Ultimo aggiornamento  28 novembre 2021 18:49

Addio all’inventore della Dune Buggy.

Paolo Borgognone ·

Bruce Meyers, l’inventore della celebre Dune Buggy - la “spiaggina" più famosa del mondo - è scomparso nei giorni scorsi a San Diego all’età di 94 anni. 

La storia di Meyers è degna della trama di un film: appassionato di auto, ma anche delle onde della Bassa California e della tavola per cavalcarle - sopravvissuto a un attacco kamikaze alla portaerei Bunker Hill al largo di Okinawa durante la Seconda guerra mondiale -  nel 1963 ebbe l’idea di “inventare” un’auto che potesse destreggiarsi tra le dune sabbiose frequentate dagli appassionati del surf. Qualcosa del genere già esisteva fin dagli anni ’30 in America, ma si trattava di vetture tradizionali a cui erano stati solamente tolti dei pezzi per renderle adatta al terreno sabbioso, non certo dei capolavori ingegneristici. 

Il “barbone da spiaggia” - come si definiva l’inventore - ebbe così l’idea di applicare su un telaio di un “Maggiolino” Volkswagen opportunamente accorciato di 36 centimetri una carrozzeria leggerissima in fibra di vetro, con quattro pneumatici sovradimensionati, due fari che ricordavano gli occhi di un insetto e colori sgargianti per la carrozzeria: era nato il Dune Buggy, chiamato originariamente Meyers Manx.

All’inizio ne vennero costruiti soltanto 12 esemplari e il primo - ribattezzato “Old Red” era proprio di Meyers che l’ha tenuto fino alla morte. Erano modelli pionieristici, senza sospensioni, tanto che non avevano il permesso di circolare su strada pubblica. 

Solo più tardi la Manx venne venduta in un kit di montaggio che consentiva a chiunque di realizzare la propria auto a un prezzo decisamente contenuto: solo 985 dollari.

Icona del suo tempo

Col passare del tempo, la vettura si è evoluta e tra i sedili è stato ricavato lo spazio per le tavole da surf, l'autentico talismano della cultura della California negli anni ’60 e ’70.

Il fenomeno rimase comunque ristretto fino a quando - nel 1967 - Meyers partecipò, stravincendola, a una competizione in Messico. “Il giorno dopo - ricordava - ricevemmo 350 ordinazioni". Allo scopo venne fondata la B.F.Meyers che negli anni ha realizzato oltre 6mila vetture. Ma - nonostante il disegno originale fosse coperto da copyright - la “Dune Buggy” fu copiata innumerevoli volte, tanto da essere definita dalla Historic Vehicle Association “l’auto più replicata della storia”. I concorrenti - si calcola - ne realizzarono 250mila copie. 
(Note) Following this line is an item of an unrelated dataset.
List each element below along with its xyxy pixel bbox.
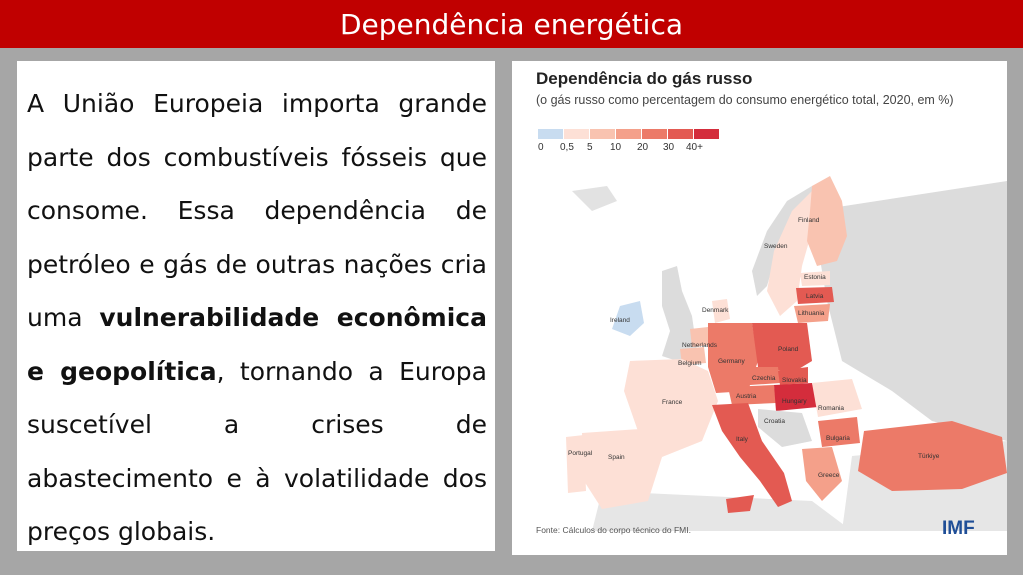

Stanco di dover continuamente lottare con i tentativi di imitazione, Meyers chiuse l’attività nel 1971 per poi riprenderla nel 1999 e continuare a costruire le vetture fino al 2020 quando ha venduto a una società texana.

Un pezzo di storia 

La  Manx ha ottenuto enorme successo nella sua vita, tanto da essere protagonista di film e non solo negli Usa. Se in America la ricordano infatti con alla guida Elvis Presley nella locandina del film del 1968 “Live a Little, Love a Little” - mai edito nel nostro Paese - e con Steve McQueen in “The Thomas Crown Affair”, in Italia intere generazioni hanno amato la Dune Buggy (questa costruita a Roma dall’officina Puma) al centro delle vicende dell’esilarante “Altrimenti ci arrabbiamo”, film del 1974 diretto da Marcello Fondato con la coppia Bud Spencer e Terence Hill.